Lancet, Vol 350; 1262-1263. November 1, 1997

Abstract

For 90 years investigators (including George Whipple) have been unable to propagate the microbe responsible for Whipple’s disease, despite many published and probably many more unpublished attempts.1 Evidence that a bacterium causes Whipple’s disease has accumulated in recent decades. Light and electron microscopy show rod-shaped bacilli in the affected tissues of these patients, usually free in the lamina propria of the small bowel but also as partly degraded structures within macrophage vacuoles.2 On the basis of histology, investigators have suggested that these organisms propagate extracellularly,3 although intact organisms have been detected within several types of cells.4 A molecular phylogenetic approach provides evidence that the Whipple bacillus is a member of the actinomycete taxon of bacteria.5,6 DNA from this microbe, unofficially named Tropheryma whippelii, is almost invariably present in patients who have Whipple’s disease, but disappears with effective antibiotic treatment.7 Using both histological and molecular data, G Schoedon and colleagues8 now provide evidence of the successful propagation of T whippelii in cell culture.
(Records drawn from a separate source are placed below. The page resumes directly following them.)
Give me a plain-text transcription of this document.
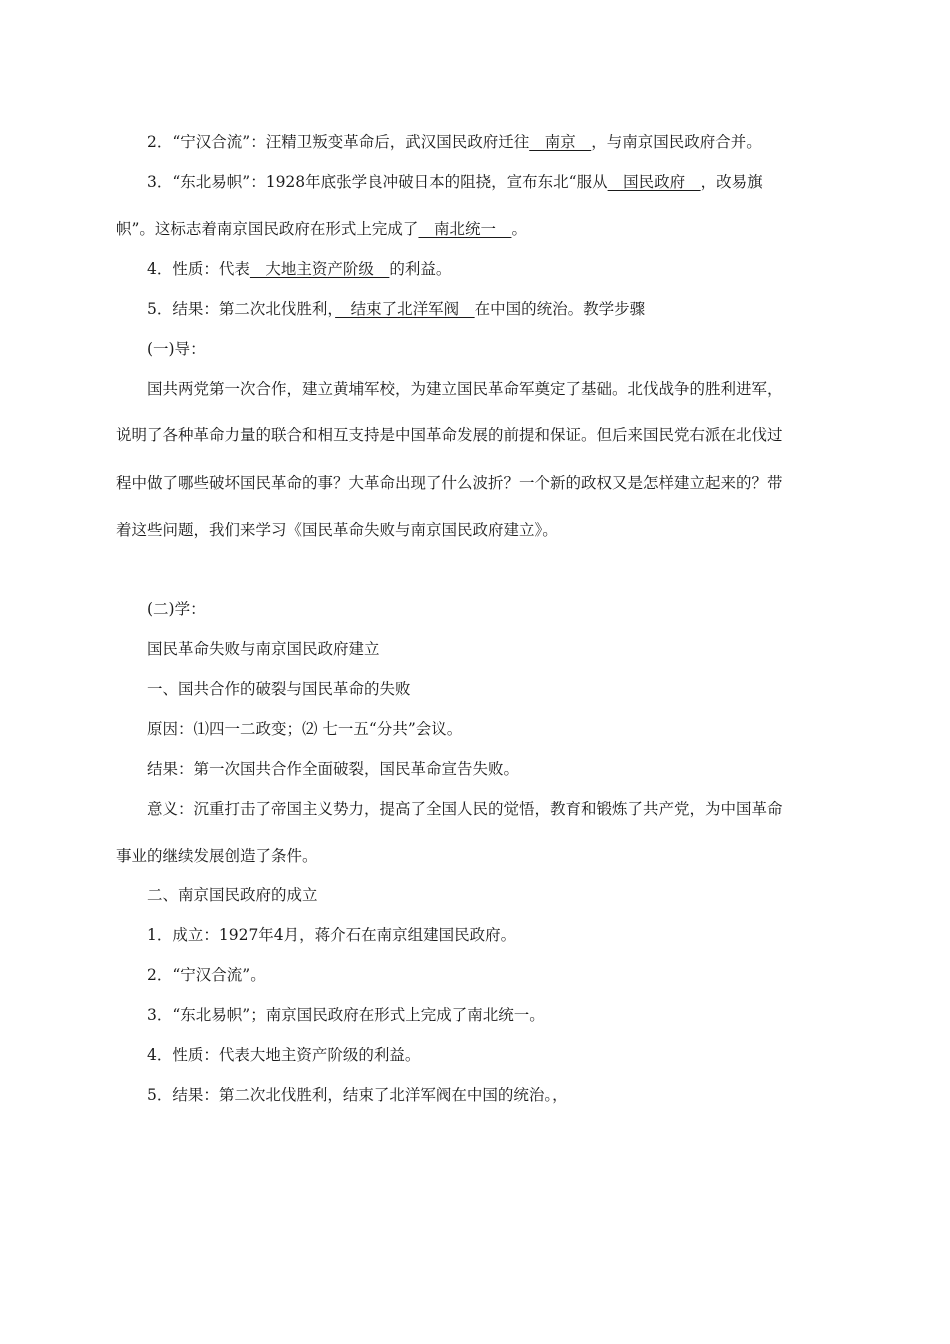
2．“宁汉合流”：汪精卫叛变革命后，武汉国民政府迁往　南京　，与南京国民政府合并。
3．“东北易帜”：1928年底张学良冲破日本的阻挠，宣布东北“服从　国民政府　，改易旗
帜”。这标志着南京国民政府在形式上完成了　南北统一　。
4．性质：代表　大地主资产阶级　的利益。
5．结果：第二次北伐胜利，　结束了北洋军阀　在中国的统治。教学步骤
(一)导：
国共两党第一次合作，建立黄埔军校，为建立国民革命军奠定了基础。北伐战争的胜利进军，
说明了各种革命力量的联合和相互支持是中国革命发展的前提和保证。但后来国民党右派在北伐过
程中做了哪些破坏国民革命的事？大革命出现了什么波折？一个新的政权又是怎样建立起来的？带
着这些问题，我们来学习《国民革命失败与南京国民政府建立》。
(二)学：
国民革命失败与南京国民政府建立
一、国共合作的破裂与国民革命的失败
原因：⑴四一二政变；⑵ 七一五“分共”会议。
结果：第一次国共合作全面破裂，国民革命宣告失败。
意义：沉重打击了帝国主义势力，提高了全国人民的觉悟，教育和锻炼了共产党，为中国革命
事业的继续发展创造了条件。
二、南京国民政府的成立
1．成立：1927年4月，蒋介石在南京组建国民政府。
2．“宁汉合流”。
3．“东北易帜”；南京国民政府在形式上完成了南北统一。
4．性质：代表大地主资产阶级的利益。
5．结果：第二次北伐胜利，结束了北洋军阀在中国的统治。，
Interleukin-4 (IL-4) was critical for rendering peripheral blood monocytes and monoblastic cell-lines permissive for intracellular growth of the organism.
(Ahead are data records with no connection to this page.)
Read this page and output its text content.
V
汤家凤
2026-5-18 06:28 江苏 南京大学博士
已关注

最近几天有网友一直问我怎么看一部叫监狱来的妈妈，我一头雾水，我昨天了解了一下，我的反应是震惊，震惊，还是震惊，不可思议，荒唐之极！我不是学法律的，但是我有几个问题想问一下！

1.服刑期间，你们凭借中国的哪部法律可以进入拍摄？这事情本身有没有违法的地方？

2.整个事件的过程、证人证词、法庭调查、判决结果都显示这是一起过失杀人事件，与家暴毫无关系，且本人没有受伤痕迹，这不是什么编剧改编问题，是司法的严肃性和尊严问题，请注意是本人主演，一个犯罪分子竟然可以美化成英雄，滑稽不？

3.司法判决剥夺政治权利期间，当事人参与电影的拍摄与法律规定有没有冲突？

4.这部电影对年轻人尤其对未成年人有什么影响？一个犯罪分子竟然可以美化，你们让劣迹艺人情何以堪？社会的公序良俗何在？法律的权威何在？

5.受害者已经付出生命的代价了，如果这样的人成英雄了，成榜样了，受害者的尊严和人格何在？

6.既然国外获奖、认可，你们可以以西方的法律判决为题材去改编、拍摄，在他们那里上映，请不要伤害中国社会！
It is ironic that the very cell believed to destroy the Whipple bacillus has been used to nurture its replication in the laboratory. This contradiction raises several new questions about the bacillus and how it interacts with the host. First, propagation of T whippelii within the artificial environment created in the laboratory may have little relevance to what occurs in natural infection. However, successful laboratory cultivation of T whippelii in macrophages suggests that some bacilli may survive and replicate in vivo within the macrophages of patients. If true, then the microbe may spread to other tissues as an intracellular passenger, and the macrophage may serve as a reservoir of infection, protecting T whippelii from immune defences. Whipple’s disease is notable for a disturbingly high rate of relapse despite months to years of antibiotic treatment. Can the microbe persist within macrophages of some patients, leading to subsequent reactivation disease, in a manner analogous to tuberculosis? On a more practical level, the in-vitro propagation of T whippelii paves the way for much needed antibiotic susceptibility testing, preparation of purified antigens for serological testing, and further characterisation of this enigmatic microorganism.